Manchester newspapers named all of the killers involved, but most less-localised reports simply referred to the 'violent gang' he belonged to, and it probably wouldn't have occurred to newer readers that this gang included two merciless female sadists who thought that an allegedly stolen duffel coat was an excuse to torture someone to death.
Neither Powell or McNeilly owned a video recorder, and the Child's Play-inspired music that had been used to torture Capper was a popular track at the time, taped direct from Manchester's Piccadilly Radio.
[15][43] Broadcaster David Elstein called the video connection "a false story... branded into the consciousness of the media," and questioned the news media's fascination with the film: "There is no reason to believe that Suzanne Capper would be alive today if the audiotape had instead contained the torture scene from King Lear, or a catchphrase from Bruce Forsyth ...
"[44] In April 1994, Professor Elizabeth Newson published Video Violence and the Protection of Children (the "Newson Report") which attracted huge media interest due to its claims that it had "definitively established the long sought-for link between screen violence and the real-life variety," and which cited the Capper murder as an example.

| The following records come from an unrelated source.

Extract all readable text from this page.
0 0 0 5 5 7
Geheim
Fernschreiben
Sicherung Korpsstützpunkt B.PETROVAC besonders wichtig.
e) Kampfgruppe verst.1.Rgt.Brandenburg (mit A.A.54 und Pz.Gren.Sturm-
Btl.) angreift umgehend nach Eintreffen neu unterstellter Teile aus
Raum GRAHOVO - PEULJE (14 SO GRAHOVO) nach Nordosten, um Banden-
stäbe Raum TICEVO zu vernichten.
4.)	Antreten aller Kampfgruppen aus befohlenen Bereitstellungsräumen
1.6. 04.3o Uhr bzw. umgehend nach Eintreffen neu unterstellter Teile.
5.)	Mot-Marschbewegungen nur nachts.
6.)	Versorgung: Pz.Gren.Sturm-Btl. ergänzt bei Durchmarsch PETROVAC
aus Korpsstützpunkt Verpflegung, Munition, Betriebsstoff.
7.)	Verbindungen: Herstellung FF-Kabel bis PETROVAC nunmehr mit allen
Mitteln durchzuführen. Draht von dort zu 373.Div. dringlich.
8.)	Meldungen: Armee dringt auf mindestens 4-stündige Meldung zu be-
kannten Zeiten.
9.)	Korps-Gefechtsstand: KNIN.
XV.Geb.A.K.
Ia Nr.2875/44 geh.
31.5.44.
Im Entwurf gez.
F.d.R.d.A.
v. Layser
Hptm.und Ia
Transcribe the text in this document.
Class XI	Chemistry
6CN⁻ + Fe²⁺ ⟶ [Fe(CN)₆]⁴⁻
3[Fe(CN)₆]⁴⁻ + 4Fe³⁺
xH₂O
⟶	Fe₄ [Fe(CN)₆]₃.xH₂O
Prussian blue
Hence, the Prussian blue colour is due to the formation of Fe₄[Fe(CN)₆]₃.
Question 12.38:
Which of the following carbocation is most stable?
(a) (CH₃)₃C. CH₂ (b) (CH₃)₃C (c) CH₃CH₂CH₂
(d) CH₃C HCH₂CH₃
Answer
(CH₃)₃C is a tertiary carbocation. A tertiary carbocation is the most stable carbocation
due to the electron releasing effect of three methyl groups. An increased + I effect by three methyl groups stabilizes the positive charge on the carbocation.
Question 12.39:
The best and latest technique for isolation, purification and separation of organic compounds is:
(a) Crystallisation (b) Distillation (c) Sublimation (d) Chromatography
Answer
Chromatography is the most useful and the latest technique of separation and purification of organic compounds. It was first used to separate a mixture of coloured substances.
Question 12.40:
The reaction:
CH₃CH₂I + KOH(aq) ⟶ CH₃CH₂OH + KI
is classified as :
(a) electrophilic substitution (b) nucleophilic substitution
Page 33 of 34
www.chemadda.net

The chairman of the committee, Sir Ivan Lawrence had to point out to Newson that this was incorrect, and that both the police and the British Board of Film Classification had ruled out any connection between the movie and the murder.
[45] The link between the murders and Child's Play 3 by the news media directly led to the delay of the release certification for both Natural Born Killers and Reservoir Dogs.